A forma mais festiva de apoiar as artes surgiu de carona na euforia das empresas de internet, no fim da década passada. As ponto-com ainda não vêem motivos para estourar champanhe, mas a onda dos eventos corporativos em museus veio para ficar. "Museus são locais charmosos por natureza e ótimas locações para esse tipo de comemoração", afirma o empresário de marketing promocional José Victor Oliva. "Eu me sinto muito bem pagando aluguel a um museu porque sei que o dinheiro vai financiar atividades culturais", afirma o promotor de eventos Cacá Ribeiro.

Bendita festa

O dinheiro do aluguel sempre é bem-vindo, especialmente para as instituições que lutam para sobreviver. "Há quatro anos, o Museu da Casa Brasileira não tinha acervo e suas instalações estavam bem danificadas. Foi graças aos eventos que conseguimos erguê-lo", diz Marcel Marmor, diretor financeiro do museu. Mesmo que não entre dinheiro no caixa, colhem-se outros dividendos. A novela Esperança foi lançada em um evento no Teatro Municipal de São Paulo graças a um acordo com a Rede Globo. "Eles não pagaram diretamente o aluguel, mas para nós a parceria é superproveitosa", afirma Lúcia Camargo, diretora do Teatro Municipal. "Quanto gastaríamos para divulgar nossas atividades na Globo?".

A onda de promover festa corporativa em museu é mundial. No fim do ano passado, a Shiseido, marca japonesa de cosméticos de luxo, lançou sua nova linha de maquiagem em eventos idênticos em quatro museus do mundo, entre eles o Museu Brasileiro de Escultura (MuBe). Em setembro, a grife francesa Louis Vuitton alugou o espaço do MuBe para uma luxuosa festa de lançamento de sua loja global de São Paulo.

Nos principais museus da cidade -- como o Masp, a Pinacoteca do Estado e o MAM --, o aluguel para eventos representa cerca de 5% da receita total, que é composta também de patrocínios, bilheteria e renda obtida com loja e restaurante. Para esse seleto grupo, uma prática que está em alta é a cessão de uma noite exclusiva para o patrocinador levar seus convidados à exposição que financiou e, eventualmente, oferecer um jantar nas dependências do museu. "É uma maneira de consolidar parcerias", diz Marcelo Mattos Araújo, diretor da Pinacoteca do Estado. "Eventos unicamente sociais trazem recursos, mas há o risco da diminuição da atividade cultural ou da depredação do museu."

Nos Estados Unidos, o fenômeno festivo-museológico vai além dos já tradicionais lançamentos de produtos e visitas especiais às exposições.
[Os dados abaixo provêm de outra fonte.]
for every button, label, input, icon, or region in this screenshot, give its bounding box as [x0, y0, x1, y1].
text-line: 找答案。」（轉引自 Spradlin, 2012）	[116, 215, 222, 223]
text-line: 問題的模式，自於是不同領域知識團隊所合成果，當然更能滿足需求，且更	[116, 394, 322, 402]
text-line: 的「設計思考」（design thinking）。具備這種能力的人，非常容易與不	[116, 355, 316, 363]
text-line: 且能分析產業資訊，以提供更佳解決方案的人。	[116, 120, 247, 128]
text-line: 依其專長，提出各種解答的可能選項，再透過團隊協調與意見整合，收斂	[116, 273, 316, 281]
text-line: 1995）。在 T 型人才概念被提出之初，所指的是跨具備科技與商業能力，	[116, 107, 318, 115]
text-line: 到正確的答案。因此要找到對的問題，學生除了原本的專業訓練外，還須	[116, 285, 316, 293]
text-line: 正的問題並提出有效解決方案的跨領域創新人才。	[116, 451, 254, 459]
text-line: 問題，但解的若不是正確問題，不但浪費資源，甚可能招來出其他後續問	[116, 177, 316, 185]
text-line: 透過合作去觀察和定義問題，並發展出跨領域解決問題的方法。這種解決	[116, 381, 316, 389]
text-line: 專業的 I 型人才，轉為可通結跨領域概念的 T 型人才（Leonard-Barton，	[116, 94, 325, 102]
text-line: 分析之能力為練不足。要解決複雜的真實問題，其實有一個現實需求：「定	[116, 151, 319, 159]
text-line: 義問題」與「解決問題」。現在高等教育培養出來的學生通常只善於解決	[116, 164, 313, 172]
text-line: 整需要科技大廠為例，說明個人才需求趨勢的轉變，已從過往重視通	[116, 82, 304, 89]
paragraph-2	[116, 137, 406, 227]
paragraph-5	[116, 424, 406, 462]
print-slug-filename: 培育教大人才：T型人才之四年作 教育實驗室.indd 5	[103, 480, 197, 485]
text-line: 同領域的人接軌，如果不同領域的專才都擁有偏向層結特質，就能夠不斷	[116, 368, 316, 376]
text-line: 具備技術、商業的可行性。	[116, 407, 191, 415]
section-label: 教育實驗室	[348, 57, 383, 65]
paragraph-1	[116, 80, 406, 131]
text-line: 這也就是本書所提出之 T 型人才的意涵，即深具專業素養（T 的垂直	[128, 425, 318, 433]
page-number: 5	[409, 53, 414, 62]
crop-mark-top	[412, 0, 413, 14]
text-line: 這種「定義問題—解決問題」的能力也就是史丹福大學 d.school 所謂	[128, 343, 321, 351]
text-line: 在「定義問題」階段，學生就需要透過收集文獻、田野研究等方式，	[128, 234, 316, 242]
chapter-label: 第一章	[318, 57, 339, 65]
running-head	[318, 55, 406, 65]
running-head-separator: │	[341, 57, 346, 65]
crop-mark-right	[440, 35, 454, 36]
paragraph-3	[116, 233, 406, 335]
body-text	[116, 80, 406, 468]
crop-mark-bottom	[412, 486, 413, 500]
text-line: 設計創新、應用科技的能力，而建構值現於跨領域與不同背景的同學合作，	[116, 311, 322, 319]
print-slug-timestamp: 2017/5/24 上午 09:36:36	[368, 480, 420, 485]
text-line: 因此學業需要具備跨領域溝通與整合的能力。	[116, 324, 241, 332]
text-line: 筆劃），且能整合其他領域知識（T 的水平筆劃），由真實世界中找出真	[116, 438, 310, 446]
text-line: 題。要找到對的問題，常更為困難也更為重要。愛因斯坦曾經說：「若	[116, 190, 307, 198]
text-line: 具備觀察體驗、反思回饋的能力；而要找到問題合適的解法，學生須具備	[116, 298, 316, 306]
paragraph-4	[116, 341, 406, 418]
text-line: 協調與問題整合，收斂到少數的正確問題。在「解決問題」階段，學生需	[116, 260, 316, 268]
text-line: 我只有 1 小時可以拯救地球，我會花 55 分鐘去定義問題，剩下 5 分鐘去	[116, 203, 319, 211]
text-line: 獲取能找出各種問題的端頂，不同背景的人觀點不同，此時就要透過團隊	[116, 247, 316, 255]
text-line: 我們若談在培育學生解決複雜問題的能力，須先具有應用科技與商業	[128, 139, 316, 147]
Lá, os museus de pequeno e médio portes estão fazendo não só eventos de empresas como também festas beneficentes, casamentos e até aniversários infantis. Aqui ainda estamos longe disso. "Recebemos propostas que triplicariam o aluguel se cedêssemos o espaço para a realização de casamentos, mas não aceitamos", diz Marmor, do Museu da Casa Brasileira.